Я-то с Глухарем ушел тогда подальше от шума - заядлые рыбаки, мы не могли случая упустить, хотя знали, что в речонке, текущей под Анисимовой горой, ничего, можно сказать, не водилось. Однако нам было хорошо - от тихой воды, от леса, от тепла. Мы выпили по маленькой и задумчиво смотрели на недвижимые поплавки. Вот Глухарь понаблюдал, как ветер касается глубин леса, негромко заговорил:
- Тайга-а-а. Всех питает, и в тайге человек возвращается к свому исходу... Я перебил тебя, Петр? Говори, говори, будто я слышу, - может, чего и пойму по губам? Говори!
Но я молчал.
- А что ты так долго не женишься, Петр? - спросил Глухарь. - А?
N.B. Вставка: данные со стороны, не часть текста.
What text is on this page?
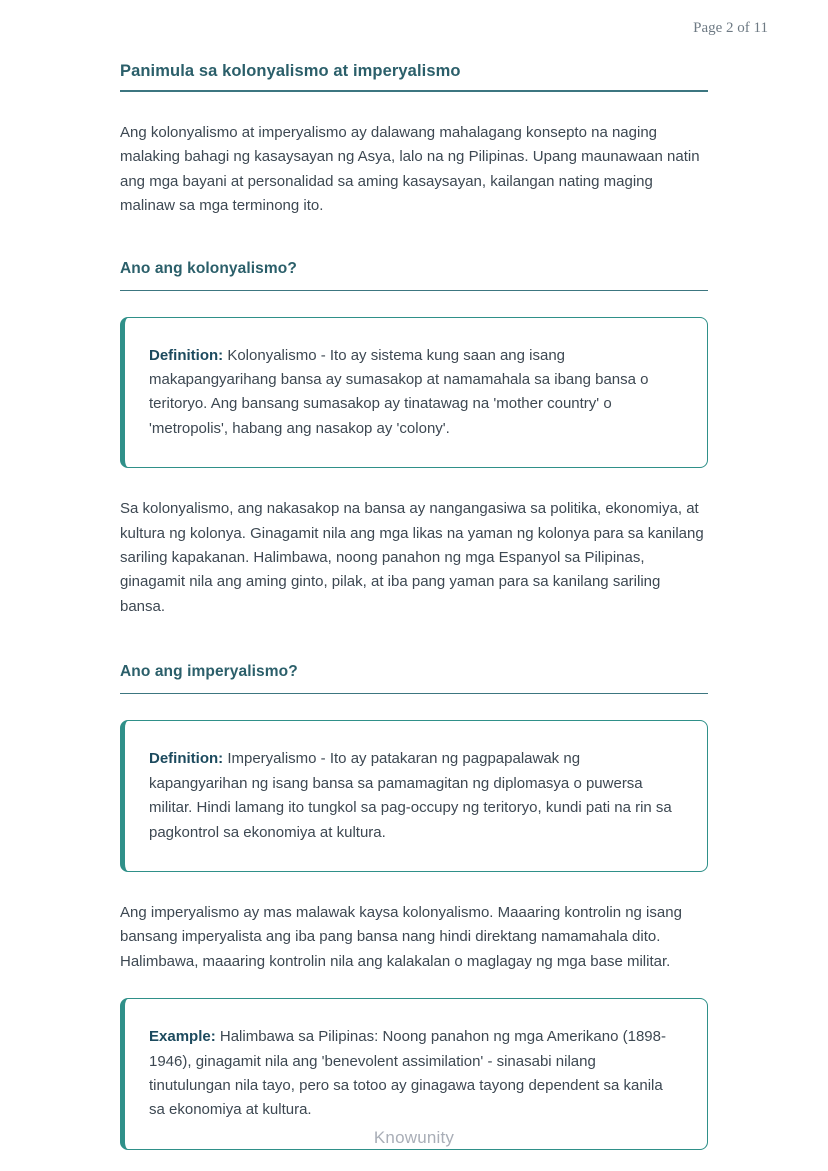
Page 2 of 11
Panimula sa kolonyalismo at imperyalismo

Ang kolonyalismo at imperyalismo ay dalawang mahalagang konsepto na naging malaking bahagi ng kasaysayan ng Asya, lalo na ng Pilipinas. Upang maunawaan natin ang mga bayani at personalidad sa aming kasaysayan, kailangan nating maging malinaw sa mga terminong ito.

Ano ang kolonyalismo?

Definition: Kolonyalismo - Ito ay sistema kung saan ang isang makapangyarihang bansa ay sumasakop at namamahala sa ibang bansa o teritoryo. Ang bansang sumasakop ay tinatawag na 'mother country' o 'metropolis', habang ang nasakop ay 'colony'.

Sa kolonyalismo, ang nakasakop na bansa ay nangangasiwa sa politika, ekonomiya, at kultura ng kolonya. Ginagamit nila ang mga likas na yaman ng kolonya para sa kanilang sariling kapakanan. Halimbawa, noong panahon ng mga Espanyol sa Pilipinas, ginagamit nila ang aming ginto, pilak, at iba pang yaman para sa kanilang sariling bansa.

Ano ang imperyalismo?

Definition: Imperyalismo - Ito ay patakaran ng pagpapalawak ng kapangyarihan ng isang bansa sa pamamagitan ng diplomasya o puwersa militar. Hindi lamang ito tungkol sa pag-occupy ng teritoryo, kundi pati na rin sa pagkontrol sa ekonomiya at kultura.

Ang imperyalismo ay mas malawak kaysa kolonyalismo. Maaaring kontrolin ng isang bansang imperyalista ang iba pang bansa nang hindi direktang namamahala dito. Halimbawa, maaaring kontrolin nila ang kalakalan o maglagay ng mga base militar.

Example: Halimbawa sa Pilipinas: Noong panahon ng mga Amerikano (1898-1946), ginagamit nila ang 'benevolent assimilation' - sinasabi nilang tinutulungan nila tayo, pero sa totoo ay ginagawa tayong dependent sa kanila sa ekonomiya at kultura.

Knowunity
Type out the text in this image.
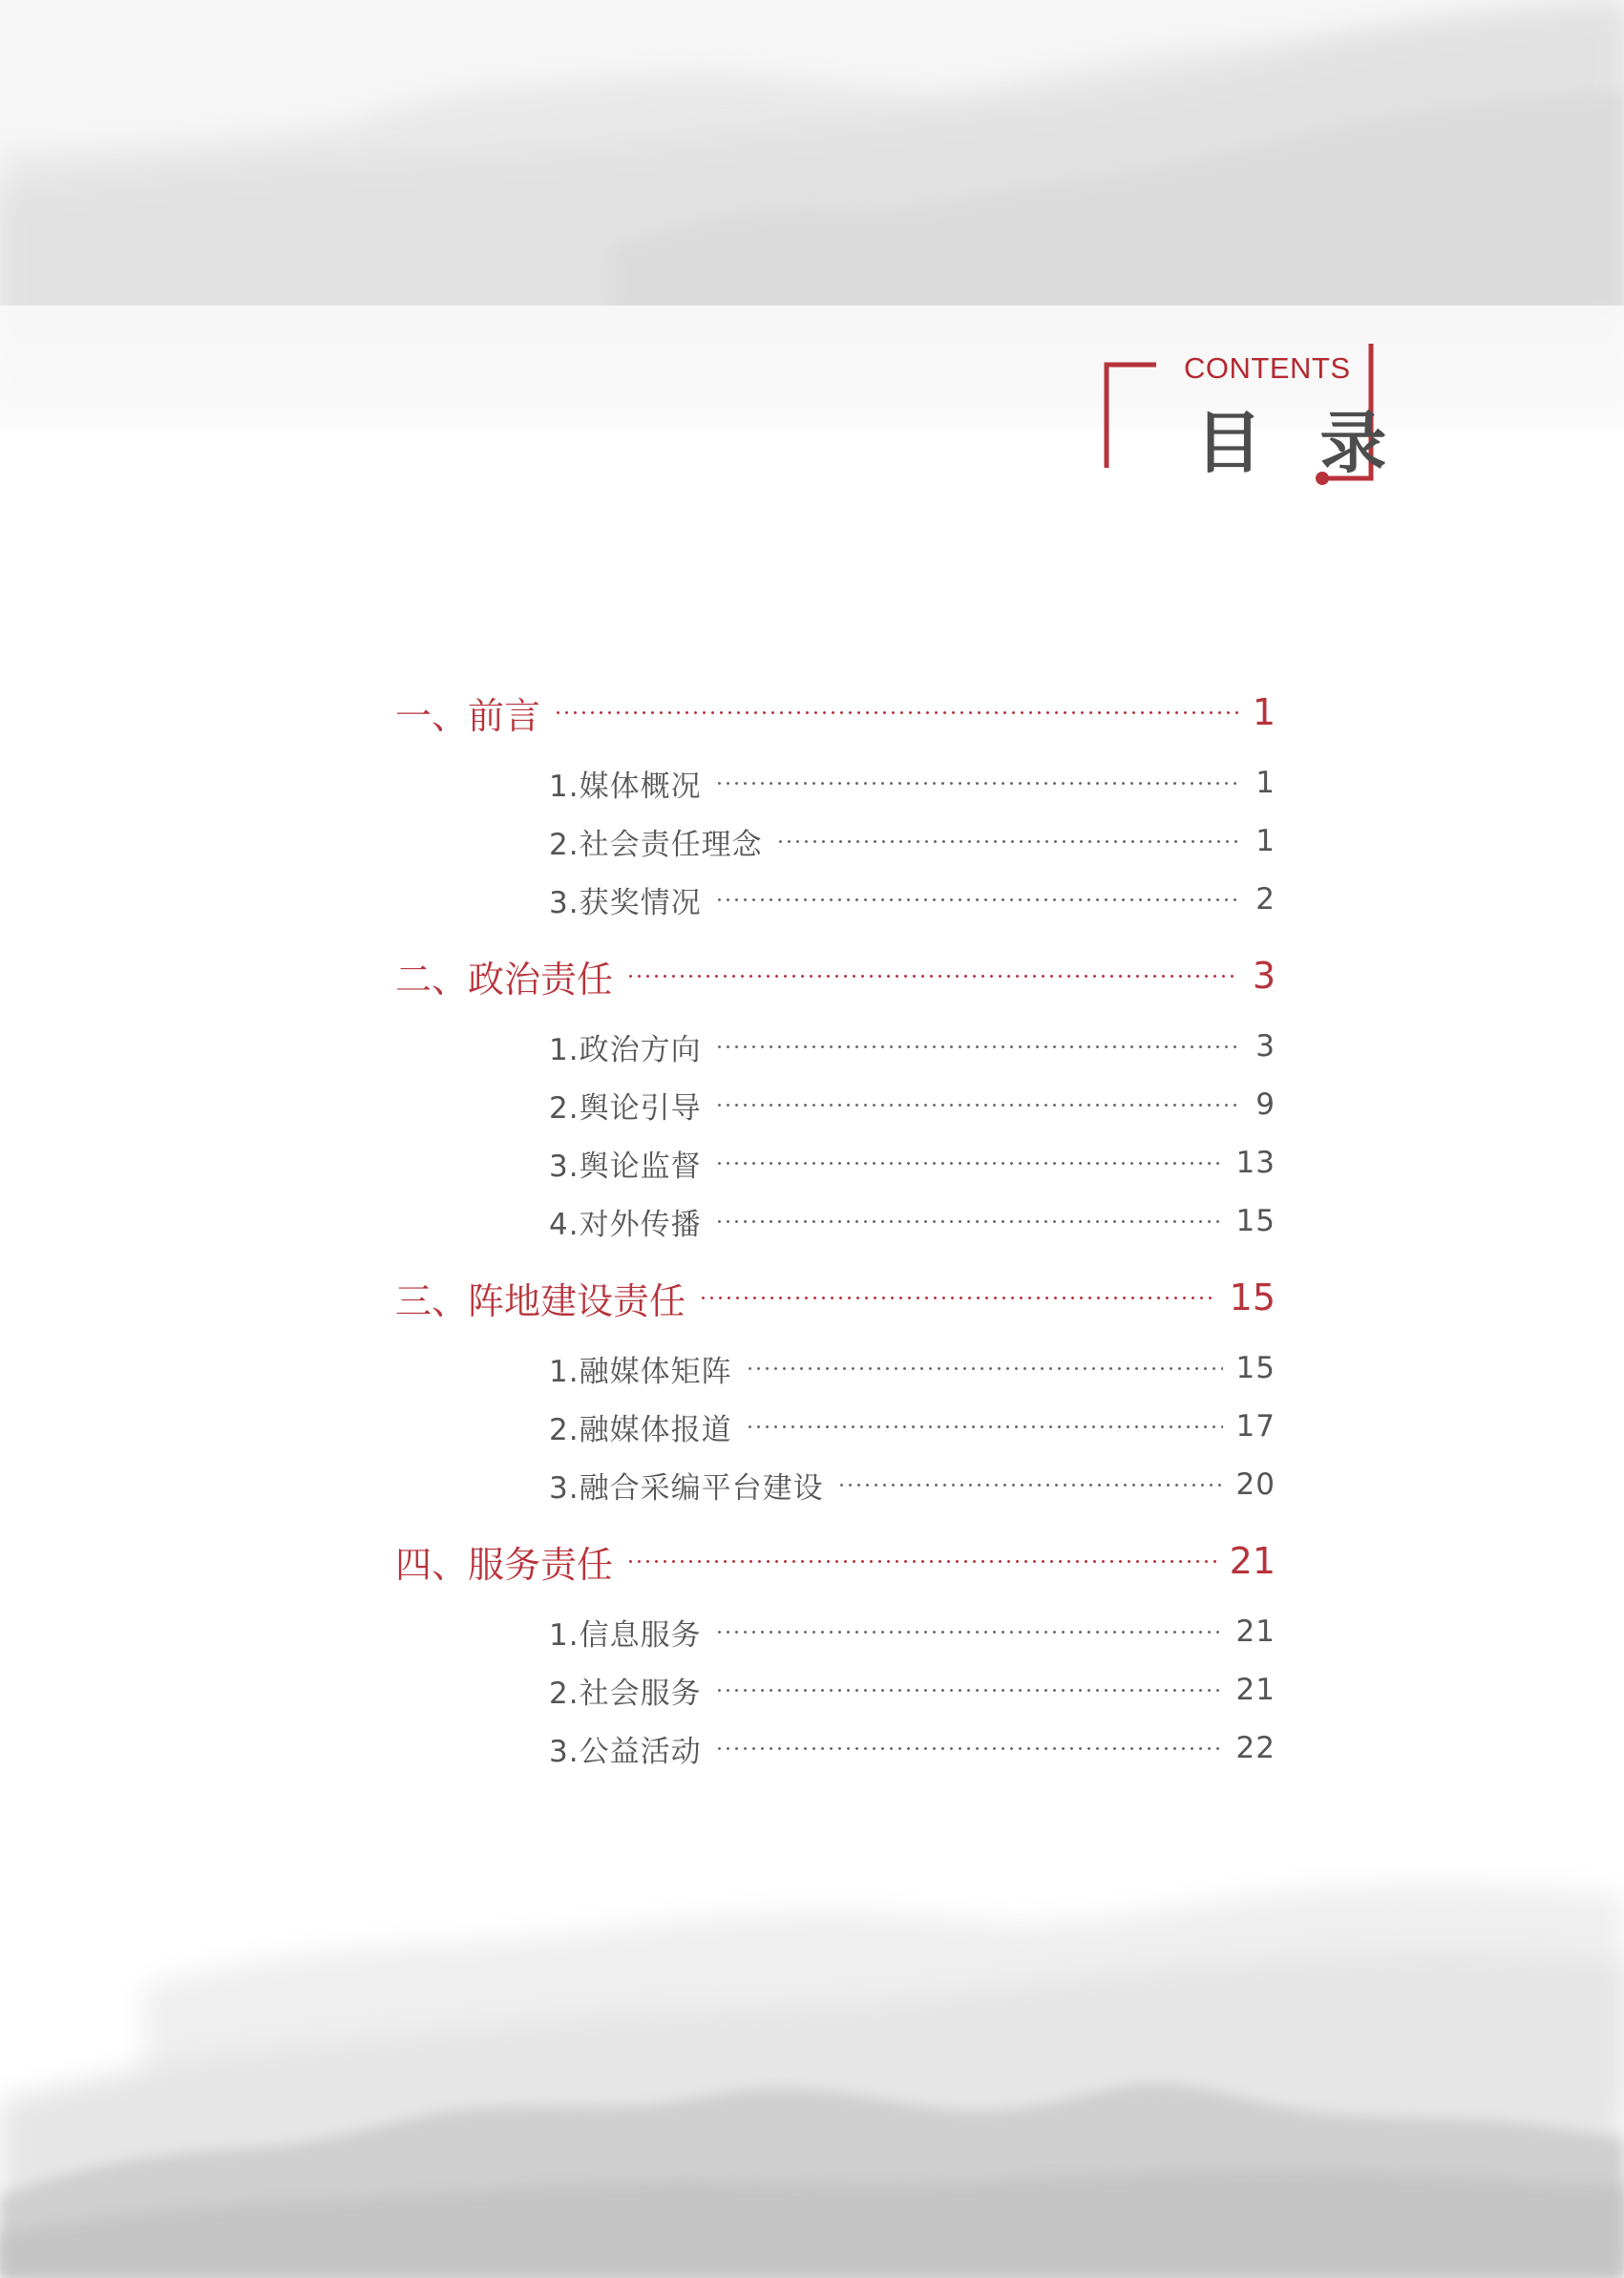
CONTENTS
目 录
一、前言	1
1.媒体概况	1
2.社会责任理念	1
3.获奖情况	2
二、政治责任	3
1.政治方向	3
2.舆论引导	9
3.舆论监督	13
4.对外传播	15
三、阵地建设责任	15
1.融媒体矩阵	15
2.融媒体报道	17
3.融合采编平台建设	20
四、服务责任	21
1.信息服务	21
2.社会服务	21
3.公益活动	22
Помню, я засмеялся и махнул рукой.
- Ты не маши, а отвечай! - заворчал старик. - Почему не женишься?
- Не встретил, - сказал я.
- Не понимаю, - подосадовал Глухарь и протянул мне блокнот с карандашом.
"Не встретил", - написал я.
- Это причина, - заглянув в блокнот, серьезно проговорил Глухарь. - Что ты там еще пишешь?
Я задумался, вспомнив сестренку; пора бы ей денег послать в Новосибирск, да и съездить к ней не мешало, с зимы не был.
- Да-а-а, - протянул Глухарь. - Сестру, тоже надо было поднять, Петр... Тащи!
Дернул я удочку, и мы засмеялись - рыбка была маленькая, смотреть не на что. Глухарь ловко поймал мою леску, осторожно снял добычу с крючка, опустил в речку.
- Эта пусть еще поживет... Может, пойдем к народу?
Массовка шла своим чередом. Кое-кто из деповских приложился с утра, и уже слышался возбужденный говор, нестройные запевки. И тут я скажу про песни, потому что очень уж люблю, когда деповские поют. Я не про те песни говорю, что появляются каждый год, - новое тоже в охотку поется, и не про те, что заводят по пьяной лавочке, когда уж ничего путного не приходит и голову.
Мне нравится, когда наши поют старинные сибирские песни. А делают они это серьезно, истово, будто молятся. И на самых обыкновенных семейных вечерах или когда соседи соберутся в складчину, голоса можно встретить, да еще какие! И командир всегда находится, которого вдруг слушаются все. А нашего токаря Еремея Ластушкина даже специально зовут в гости, чтоб он преподнес какую-нибудь старую и редкую песню. И вот, как подойдет время, прищурится он или прикроет ладонью глаза и начнет осторожно, едва слышно и как бы рассказывая:
По пыльной дороге телега несется...
Все замрут, смотрят на него, ждут, когда он подаст знак, а Еремей чуть погромче и в другом уже, песенном ключе:
В ней по бокам два жандарма сидят...
Тут Еремей рванет кулаком, и подымут все разом, а он правит песню, находит за столом тех, кого ему надо, чтоб оттенили подголосьем басы, либо молит глазами, просит поддержать, вывести какое-то место; он то приглашает взять повыше, то укрощает всех взглядом, то бережно несет песню над столом тяжелой-легкой рукой - засмотришься и заслушаешься!